I started to question this, but then I realized what was what and why it hadn’t been in the papers. “So Mr. Flynn has friends in high places.”

“You could say that.”

“I just did.”

“Mr. Flynn is an important man.”

“And his home isn’t really that apartment on Thompson Street, correct?”

“Correct. It’s what he calls his home away from home.”

So the married Mr. Flynn kept a setup in the Village. I wondered if Hayworth was his only guest or if from time to time he saw another skirt or two. Idle musings.

“How often do you see Mr. Flynn at that address?”

“What bearing could that possibly have on the murder?”

“Did you know Claudette West?”

“No. Of course not. Why would I know such a girl?”

Now that got my interest. “What kind of girl is that, Miss Hayworth?”

“I would think that would be obvious.”

“It’s not.”

“Well . . . a girl who gets herself murdered, of course.”

I almost laughed. So it was already becoming Claudette’s fault she got herself killed. But I didn’t say anything. I needed info from this dame, so best keep my opinions to myself.

I took out my pad and pencil. “What’s Flynn’s address?”

She clutched the neck of her kimono. “You wouldn’t go to his house, would you?”

“How else am I gonna question him?”

“Can’t you see him at the apartment?”

“But he doesn’t live there, ya said.”

“I can arrange for you to see him there.”

“Okay. When?” I was a little let down that I wasn’t gonna see where Flynn officially parked his slippers. But a girl had to take what she could get.

“I’ll call him later.”

“How about ya call him now.” I raised one eyebrow, which always got people moving.

“All right,” she said.

Hayworth rose and swished her way from the room. I noticed there was a phone on a table near the door, but knew she didn’t want to talk in front of me.
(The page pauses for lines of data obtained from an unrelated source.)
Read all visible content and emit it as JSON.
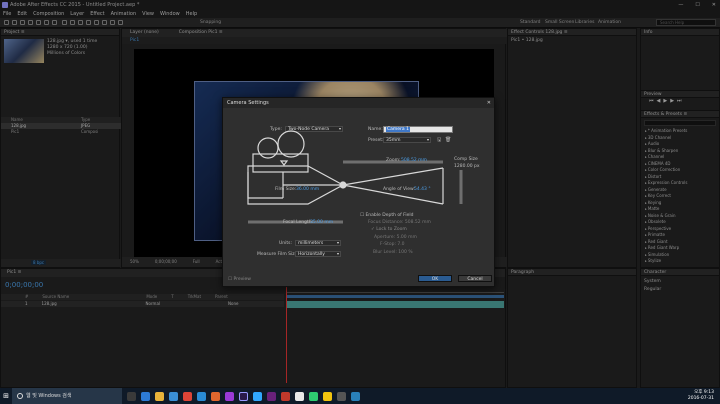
{
  "titlebar": {
    "title": "Adobe After Effects CC 2015 - Untitled Project.aep *",
    "controls": [
      "—",
      "☐",
      "✕"
    ]
  },
  "menu": [
    "File",
    "Edit",
    "Composition",
    "Layer",
    "Effect",
    "Animation",
    "View",
    "Window",
    "Help"
  ],
  "toolbar": {
    "snapping": "Snapping",
    "workspaces": [
      "Standard",
      "Small Screen",
      "Libraries",
      "Animation"
    ],
    "search_placeholder": "Search Help"
  },
  "project": {
    "tab": "Project ≡",
    "item_name": "128.jpg ▾, used 1 time",
    "dimensions": "1280 x 720 (1.00)",
    "colors": "Millions of Colors",
    "columns": [
      "Name",
      "Type"
    ],
    "rows": [
      {
        "name": "128.jpg",
        "type": "JPEG"
      },
      {
        "name": "Pic1",
        "type": "Composi"
      }
    ],
    "bpc": "8 bpc"
  },
  "comp": {
    "tabs": [
      "Layer (none)",
      "Composition Pic1 ≡"
    ],
    "sub": "Pic1",
    "footer": [
      "50%",
      "0;00;00;00",
      "Full",
      "Active Camera",
      "1 View"
    ]
  },
  "effects_controls": {
    "tab": "Effect Controls 128.jpg ≡",
    "sub": "Pic1 • 128.jpg"
  },
  "info": {
    "tab": "Info"
  },
  "preview": {
    "tab": "Preview"
  },
  "effects_presets": {
    "tab": "Effects & Presets ≡",
    "items": [
      "* Animation Presets",
      "3D Channel",
      "Audio",
      "Blur & Sharpen",
      "Channel",
      "CINEMA 4D",
      "Color Correction",
      "Distort",
      "Expression Controls",
      "Generate",
      "Key Correct",
      "Keying",
      "Matte",
      "Noise & Grain",
      "Obsolete",
      "Perspective",
      "Primatte",
      "Red Giant",
      "Red Giant Warp",
      "Simulation",
      "Stylize"
    ]
  },
  "timeline": {
    "tab": "Pic1 ≡",
    "timecode": "0;00;00;00",
    "columns": [
      "#",
      "Source Name",
      "Mode",
      "T",
      "TrkMat",
      "Parent"
    ],
    "layer": {
      "num": "1",
      "name": "128.jpg",
      "mode": "Normal",
      "parent": "None"
    }
  },
  "character": {
    "tab": "Character",
    "font": "System",
    "style": "Regular",
    "paragraph": "Paragraph"
  },
  "dialog": {
    "title": "Camera Settings",
    "close": "✕",
    "type_label": "Type:",
    "type_value": "Two-Node Camera",
    "name_label": "Name:",
    "name_value": "Camera 1",
    "preset_label": "Preset:",
    "preset_value": "35mm",
    "zoom_label": "Zoom:",
    "zoom_value": "508.52 mm",
    "film_size_label": "Film Size:",
    "film_size_value": "36.00 mm",
    "angle_label": "Angle of View:",
    "angle_value": "54.43 °",
    "comp_size_label": "Comp Size",
    "comp_size_value": "1280.00 px",
    "focal_length_label": "Focal Length:",
    "focal_length_value": "35.00 mm",
    "enable_dof": "Enable Depth of Field",
    "focus_distance": "Focus Distance: 508.52 mm",
    "lock_to_zoom": "Lock to Zoom",
    "aperture": "Aperture: 5.00 mm",
    "fstop": "F-Stop: 7.0",
    "blur_level": "Blur Level: 100 %",
    "units_label": "Units:",
    "units_value": "millimeters",
    "measure_label": "Measure Film Size:",
    "measure_value": "Horizontally",
    "preview": "Preview",
    "ok": "OK",
    "cancel": "Cancel"
  },
  "taskbar": {
    "search": "웹 및 Windows 검색",
    "time": "오후 9:13",
    "date": "2016-07-31"
  }
}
I lit another cig while I waited. I wanted to get up and poke around, but it didn’t seem worth it cause she could be back in a few secs. And she was.

“All right, Miss Quick, he’ll be there tonight at eight.”

“Thanks.”

“Anything else?”

“Nope. I got what I need . . . for now.”

“What does that mean?”

“Ya never know what might turn up, Miss Hayworth, ya never know. I’ll find my own way out. S’long.”

FIVE

When I hit the bricks again, I found a phone booth and gave my pal Anne Fontaine a jingle. I had a feeling she might be helpful on this case. She was home and said she’d meet me downtown at a used-book store on Fourth Avenue. This time I took the subway.